10% of intel 80% of TikTok ??% Meta ??% Google ??% Amazon ??% S&P500
N. 2 and 3 concerns me quite a lot. This looks like a thing people would 'mock' China for
Won't this separate out the US community on TikTok completely? Almost like the GFW ironically.
The name "Great Firewall of America" is already taken (and refers to Cloudflare), so we'll have to call this one something else.
>New, US-specific TikTok App, separate from the main TikTok app in content and users.
I'm from Europe so if I want to follow US content creators, I need to download separate US specific app?! Kinda silly.
>> US-specific TikTok App, separate from the main TikTok app in content and users
Very interesting! The separate "in content" bit in particular. Sounds like US TikTok will now be one giant echo chamber. Users outside the US will miss some US content but tbh, I find TikTok content is actually quite localised anyway. Big benefits for users outside the US are:
1. US doesn't get my data.
2. Hopefully less US political BS to swipe past.
3. I am much less concerned with the sway China has on Western Europe than the sway the US has and am therefore much happier using a China-backed version of the app sans US content/users/control/propaganda. The extreme brain rot causing people outside the US to care about 'MAGA' or that recently assassinated man will hopefully start to recede. That can only be a good thing. We have plenty of our own polarising issues without importing irrelevant ones.
Massive win for Meta as it'll push a lot of folks towards Instagram Reels, which won't be siloed from the rest of the world.
The split between the US and the rest of the world maybe never was bigger than today
Cool. Chuck Schumer will clutch something and say “this may be a sign of something not good.”
Disclaimer: I’m not a fan of TikTok and have many critical opinions of Ayn Rand’s philosophies, but…
This gives me vibes of a weird company takeover, a la the kinds of things that happened in Ayn Rand’s Atlas Shrugged: government-driven benefits to large corporations and investors with friends in the right places, government involvement, forced licensure of a core aspect of the product (Rearden Metal?).

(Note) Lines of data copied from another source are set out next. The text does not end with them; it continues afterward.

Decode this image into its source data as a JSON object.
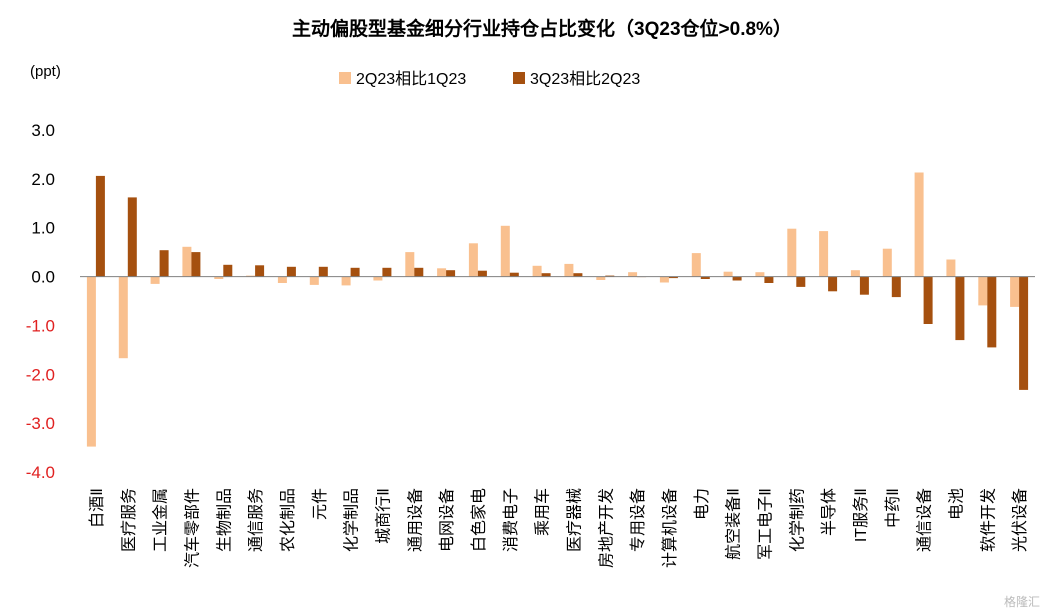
{
  "chart_data": {
    "type": "bar",
    "title": "主动偏股型基金细分行业持仓占比变化（3Q23仓位>0.8%）",
    "unit_label": "(ppt)",
    "ylim": [
      -4.0,
      3.0
    ],
    "yticks": [
      "3.0",
      "2.0",
      "1.0",
      "0.0",
      "-1.0",
      "-2.0",
      "-3.0",
      "-4.0"
    ],
    "grid": false,
    "legend_position": "top",
    "categories": [
      "白酒Ⅱ",
      "医疗服务",
      "工业金属",
      "汽车零部件",
      "生物制品",
      "通信服务",
      "农化制品",
      "元件",
      "化学制品",
      "城商行Ⅱ",
      "通用设备",
      "电网设备",
      "白色家电",
      "消费电子",
      "乘用车",
      "医疗器械",
      "房地产开发",
      "专用设备",
      "计算机设备",
      "电力",
      "航空装备Ⅱ",
      "军工电子Ⅱ",
      "化学制药",
      "半导体",
      "IT服务Ⅱ",
      "中药Ⅱ",
      "通信设备",
      "电池",
      "软件开发",
      "光伏设备"
    ],
    "series": [
      {
        "name": "2Q23相比1Q23",
        "color": "#F9C08F",
        "values": [
          -3.48,
          -1.67,
          -0.15,
          0.61,
          -0.05,
          0.02,
          -0.13,
          -0.17,
          -0.18,
          -0.08,
          0.5,
          0.17,
          0.68,
          1.04,
          0.22,
          0.26,
          -0.07,
          0.09,
          -0.12,
          0.48,
          0.1,
          0.09,
          0.98,
          0.93,
          0.13,
          0.57,
          2.13,
          0.35,
          -0.59,
          -0.62
        ]
      },
      {
        "name": "3Q23相比2Q23",
        "color": "#A5500F",
        "values": [
          2.06,
          1.62,
          0.54,
          0.5,
          0.24,
          0.23,
          0.2,
          0.2,
          0.18,
          0.18,
          0.18,
          0.13,
          0.12,
          0.08,
          0.07,
          0.07,
          0.02,
          0.0,
          -0.03,
          -0.05,
          -0.08,
          -0.13,
          -0.21,
          -0.3,
          -0.37,
          -0.42,
          -0.97,
          -1.3,
          -1.45,
          -2.32
        ]
      }
    ]
  },
  "colors": {
    "positive_tick": "#000000",
    "negative_tick": "#E02020"
  },
  "watermark": "格隆汇"
}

I’d like to learn more about: what are some other similar instances of such a thing?
> Oracle... Horowitz
tl;dr: the entire US media is now controlled by men who've bent the knee to Trump and have demonstrated that theyre willing to take an activist editorial role.
I was really disappointed by this. Do Americans have no dignity or ego? Are they so conditioned to fall in line with a leader?
Keeping their heads down, to keep their heads?
government appointed commissars eh. i see were bringing it back eh. bet they will make sure it wont criticize a certain group of people lol
id like to see a similiar setup done in canada for each of the US big tech companies.
owned by canadian oligarchs, with one CBC appointed director
I could see local variants of American data dealers for Europe as well. Facebook without all the privacy issues would be borderline useable, maybe.
Of all the tech companies, Oracle seems to be making the most and a killing due to Larry's cosy relations with Trump.
Last week's announcement that they have a 500 B deal with Open AI, and now this.
Elon really fucked up!
Who would have thunk, that a favor would evaporate soon! Isn't this like negotiating 101?
Key details:
1. DOA app nobody wants
2. whocares
3. see 2
Good luck to the administration while trying to roll this out.